11/21/2011 Leave a Comment
The headline on data that Nielsen released last week: growth in online video time spent is outpacing the growth in the number of users. Growth in total minutes for the most recent period, August 2010-August 2011 (9%) is more than double the growth for users (4%) and higher than the growth for streams (7%). Thus the average stream is longer than it was a year ago. The chart is shown below.
This trend in rising length of stream is apparent from data in Nielsen’s January press release…I pointed it out here and noted that the finding makes sense; the audience for online video is becoming saturated while the upside for time spent is tremendous.
According to Nielsen’s June data, time spent for the average online video viewer is 4 hours/30 minutes per month. Compare that to average time spent per TV viewer at upwards of 30 hours per week and it’s clear that online video time spent has nowhere to go but up particularly as consumers increasingly watch long form content over-the-top on their TV screens.
That said, what seems odd about the chart, not explicitly called-out in the accompanying text, is that growth for all the online video metrics has slowed severely over the past 12 months. I’d expect growth in users to plateau (as per the chart) and I’d expect growth in number of streams per user to slow as people watch longer streams. But it’s surprising that total time spent with online video is growing at less than 10%, year over year.
It’s particularly surprising since the base for time spent per user is so low. To get a sense of how low it is, take a look at Nielsen’s June press release and do a little back-of-the-envelope on time spent per stream. It’s only 2 minutes/40 seconds, on an average of 101.5 streams per viewer per month. So, according to this information, the average viewer of online video watches somewhere around 3½ streams per day at less than 3 minutes apiece. You would think, given Netflix, Hulu, Amazon and other long-form streaming options, that total time spent would be growing at more than 10% off this base.
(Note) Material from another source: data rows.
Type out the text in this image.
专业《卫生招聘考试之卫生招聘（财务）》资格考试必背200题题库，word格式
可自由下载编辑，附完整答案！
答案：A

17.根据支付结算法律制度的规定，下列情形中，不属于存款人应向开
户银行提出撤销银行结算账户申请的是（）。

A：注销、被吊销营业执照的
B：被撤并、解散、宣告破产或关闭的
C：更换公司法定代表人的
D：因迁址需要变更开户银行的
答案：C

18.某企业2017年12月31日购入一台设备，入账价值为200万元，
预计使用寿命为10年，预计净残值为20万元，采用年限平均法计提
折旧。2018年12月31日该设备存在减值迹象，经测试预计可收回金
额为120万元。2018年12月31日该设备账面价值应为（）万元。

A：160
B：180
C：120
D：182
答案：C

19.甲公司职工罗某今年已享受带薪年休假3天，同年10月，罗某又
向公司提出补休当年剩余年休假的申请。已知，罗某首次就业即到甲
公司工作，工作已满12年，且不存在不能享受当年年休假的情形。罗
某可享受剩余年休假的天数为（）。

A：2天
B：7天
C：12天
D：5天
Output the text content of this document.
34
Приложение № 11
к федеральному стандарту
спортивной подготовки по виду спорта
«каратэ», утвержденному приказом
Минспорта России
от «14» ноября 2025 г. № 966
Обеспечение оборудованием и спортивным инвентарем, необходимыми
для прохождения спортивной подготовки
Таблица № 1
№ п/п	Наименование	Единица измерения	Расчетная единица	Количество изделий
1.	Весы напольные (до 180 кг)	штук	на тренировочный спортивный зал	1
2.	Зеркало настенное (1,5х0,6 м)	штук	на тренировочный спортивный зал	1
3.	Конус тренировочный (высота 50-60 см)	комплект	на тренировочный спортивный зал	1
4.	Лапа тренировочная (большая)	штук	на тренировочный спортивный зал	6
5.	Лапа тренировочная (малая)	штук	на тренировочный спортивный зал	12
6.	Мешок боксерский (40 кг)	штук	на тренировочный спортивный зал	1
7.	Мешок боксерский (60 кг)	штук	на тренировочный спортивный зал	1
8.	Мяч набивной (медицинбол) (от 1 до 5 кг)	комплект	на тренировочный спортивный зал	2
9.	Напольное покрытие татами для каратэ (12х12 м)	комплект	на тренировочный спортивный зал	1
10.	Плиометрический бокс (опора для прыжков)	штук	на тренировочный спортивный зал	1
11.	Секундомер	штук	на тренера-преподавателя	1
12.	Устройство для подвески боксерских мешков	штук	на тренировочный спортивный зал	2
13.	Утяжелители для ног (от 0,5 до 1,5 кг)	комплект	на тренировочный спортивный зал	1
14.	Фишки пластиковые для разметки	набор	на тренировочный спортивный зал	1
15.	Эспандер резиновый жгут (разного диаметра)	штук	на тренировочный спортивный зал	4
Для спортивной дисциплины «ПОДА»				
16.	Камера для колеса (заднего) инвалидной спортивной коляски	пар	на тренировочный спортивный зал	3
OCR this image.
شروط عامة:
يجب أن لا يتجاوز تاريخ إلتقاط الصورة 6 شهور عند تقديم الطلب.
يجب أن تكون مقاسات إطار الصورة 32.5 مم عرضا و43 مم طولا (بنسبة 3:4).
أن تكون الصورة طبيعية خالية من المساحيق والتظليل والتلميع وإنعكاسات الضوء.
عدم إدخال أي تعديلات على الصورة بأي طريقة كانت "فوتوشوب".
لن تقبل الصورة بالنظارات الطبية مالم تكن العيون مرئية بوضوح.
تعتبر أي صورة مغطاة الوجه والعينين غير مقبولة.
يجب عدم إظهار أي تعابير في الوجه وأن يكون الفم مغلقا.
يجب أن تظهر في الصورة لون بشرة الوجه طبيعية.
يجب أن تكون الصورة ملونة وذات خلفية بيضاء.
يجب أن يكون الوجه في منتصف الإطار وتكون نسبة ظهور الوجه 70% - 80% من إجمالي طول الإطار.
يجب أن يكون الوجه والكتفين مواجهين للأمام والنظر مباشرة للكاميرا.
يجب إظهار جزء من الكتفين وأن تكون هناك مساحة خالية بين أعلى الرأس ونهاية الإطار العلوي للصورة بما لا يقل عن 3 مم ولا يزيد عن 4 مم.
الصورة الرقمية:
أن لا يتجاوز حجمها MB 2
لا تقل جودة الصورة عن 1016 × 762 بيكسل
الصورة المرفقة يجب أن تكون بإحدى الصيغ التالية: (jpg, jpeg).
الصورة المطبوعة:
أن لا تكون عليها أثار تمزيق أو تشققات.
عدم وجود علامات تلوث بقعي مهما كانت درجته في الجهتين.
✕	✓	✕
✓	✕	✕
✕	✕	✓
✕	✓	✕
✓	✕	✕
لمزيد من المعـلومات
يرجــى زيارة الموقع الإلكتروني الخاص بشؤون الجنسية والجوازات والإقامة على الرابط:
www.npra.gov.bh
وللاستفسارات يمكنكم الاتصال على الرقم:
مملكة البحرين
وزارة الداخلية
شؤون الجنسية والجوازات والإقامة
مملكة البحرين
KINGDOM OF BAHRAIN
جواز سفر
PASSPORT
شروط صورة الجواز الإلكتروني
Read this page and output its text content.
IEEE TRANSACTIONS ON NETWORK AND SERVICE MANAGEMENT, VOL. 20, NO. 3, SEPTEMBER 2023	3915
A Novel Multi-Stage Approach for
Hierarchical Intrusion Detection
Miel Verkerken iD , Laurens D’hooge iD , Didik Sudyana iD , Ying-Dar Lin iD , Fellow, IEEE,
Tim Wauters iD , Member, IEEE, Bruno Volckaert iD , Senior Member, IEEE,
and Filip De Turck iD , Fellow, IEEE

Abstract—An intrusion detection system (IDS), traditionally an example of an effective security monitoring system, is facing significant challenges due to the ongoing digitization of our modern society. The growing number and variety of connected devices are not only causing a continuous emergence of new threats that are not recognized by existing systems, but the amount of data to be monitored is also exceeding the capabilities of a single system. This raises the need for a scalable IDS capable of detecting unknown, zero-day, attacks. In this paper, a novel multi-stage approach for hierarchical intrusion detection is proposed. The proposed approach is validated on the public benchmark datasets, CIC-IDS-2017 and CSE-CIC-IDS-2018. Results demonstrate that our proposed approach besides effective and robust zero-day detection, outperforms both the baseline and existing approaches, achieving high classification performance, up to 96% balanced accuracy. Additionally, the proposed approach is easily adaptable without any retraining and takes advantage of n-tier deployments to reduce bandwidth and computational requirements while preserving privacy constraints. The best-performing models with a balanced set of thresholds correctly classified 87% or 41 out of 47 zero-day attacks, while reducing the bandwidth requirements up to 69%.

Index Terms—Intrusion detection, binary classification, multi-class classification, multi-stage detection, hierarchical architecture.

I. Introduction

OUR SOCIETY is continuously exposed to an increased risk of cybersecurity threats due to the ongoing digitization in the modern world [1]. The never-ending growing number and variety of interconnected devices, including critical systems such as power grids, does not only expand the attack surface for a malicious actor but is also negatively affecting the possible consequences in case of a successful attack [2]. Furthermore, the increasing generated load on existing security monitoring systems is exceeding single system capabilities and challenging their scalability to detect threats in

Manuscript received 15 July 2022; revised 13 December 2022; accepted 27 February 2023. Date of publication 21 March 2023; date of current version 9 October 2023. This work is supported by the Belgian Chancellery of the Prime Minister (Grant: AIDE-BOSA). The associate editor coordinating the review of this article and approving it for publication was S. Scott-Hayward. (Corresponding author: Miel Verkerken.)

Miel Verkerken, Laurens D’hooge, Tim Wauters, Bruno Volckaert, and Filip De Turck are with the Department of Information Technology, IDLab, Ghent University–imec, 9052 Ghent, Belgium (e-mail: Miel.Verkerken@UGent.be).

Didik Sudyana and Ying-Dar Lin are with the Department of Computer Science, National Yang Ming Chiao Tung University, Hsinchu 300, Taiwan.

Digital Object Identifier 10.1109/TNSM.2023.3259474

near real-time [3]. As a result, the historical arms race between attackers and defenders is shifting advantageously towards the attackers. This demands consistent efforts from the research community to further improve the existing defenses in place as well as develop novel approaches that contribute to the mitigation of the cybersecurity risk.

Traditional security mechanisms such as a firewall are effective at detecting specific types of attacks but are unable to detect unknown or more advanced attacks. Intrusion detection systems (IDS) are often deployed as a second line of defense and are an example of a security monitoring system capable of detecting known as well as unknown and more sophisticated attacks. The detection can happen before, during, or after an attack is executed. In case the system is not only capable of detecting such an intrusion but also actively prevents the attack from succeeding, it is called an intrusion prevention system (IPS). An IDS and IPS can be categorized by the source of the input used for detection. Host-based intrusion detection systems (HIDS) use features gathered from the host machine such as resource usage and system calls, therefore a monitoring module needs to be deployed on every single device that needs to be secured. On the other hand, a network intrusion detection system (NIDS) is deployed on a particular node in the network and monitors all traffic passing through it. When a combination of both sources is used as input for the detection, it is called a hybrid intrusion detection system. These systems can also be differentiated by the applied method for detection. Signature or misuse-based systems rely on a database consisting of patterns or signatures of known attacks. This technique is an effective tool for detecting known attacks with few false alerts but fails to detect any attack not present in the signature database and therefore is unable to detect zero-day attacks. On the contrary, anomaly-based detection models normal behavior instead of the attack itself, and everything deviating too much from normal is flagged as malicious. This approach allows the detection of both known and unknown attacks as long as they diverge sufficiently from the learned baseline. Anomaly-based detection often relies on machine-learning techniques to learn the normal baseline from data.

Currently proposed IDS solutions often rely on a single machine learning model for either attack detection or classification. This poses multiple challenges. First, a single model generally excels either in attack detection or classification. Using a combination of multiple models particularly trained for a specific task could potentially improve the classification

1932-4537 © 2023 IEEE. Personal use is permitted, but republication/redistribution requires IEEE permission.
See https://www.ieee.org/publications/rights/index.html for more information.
Another interesting back-of-the envelope: calculate the average streams per user and time per stream for the three competitors for which the press release provides monthly user, streams and time spent data. For YouTube (with 108M users): 81.7 streams at 1:55 (mins/secs) apiece. For Hulu (13.5M users): 46.7 streams at 4:45 apiece. And for Netflix (8.0M users) 24.1 streams at 21:18 apiece. The total is tilted toward the YouTube number with its enormous user base, but the Hulu number is surprisingly short and even the Netflix number, at less than half an hour per stream, makes me wonder about what might not be included in the data.
The shape of the Nielsen growth curve is contrary to the one below, for example, from Cisco data cited in ReelSEO earlier this year. This predicts that bandwidth demands for streaming video will not decelerate but in fact accelerate over the coming years.
I suspect the Nielsen time spent growth curve is affected by a particular aspect of their methodology; they monitor online video activity on their respondents’ computers. The way I read it:
Online video that people access through games consoles, Internet-connected TV’s, Roku boxes, Apple TV and any other device that circumvents the computer and ports online video directly to the TV screen are not included. This is probably not a substantial piece of the puzzle on a user basis or on a streams basis. But the absence of this piece may understate the growth of time spent per stream with the increasing consumption of longer streams concentrated in non-PC devices.
This isn’t a knock on Nielsen’s methodology – it measures no more and no less than it says it does. But if we’re really going to understand the total picture of online video behavior we’ll need to get a handle on the whole ball of wax no matter what devices the video streams flow through.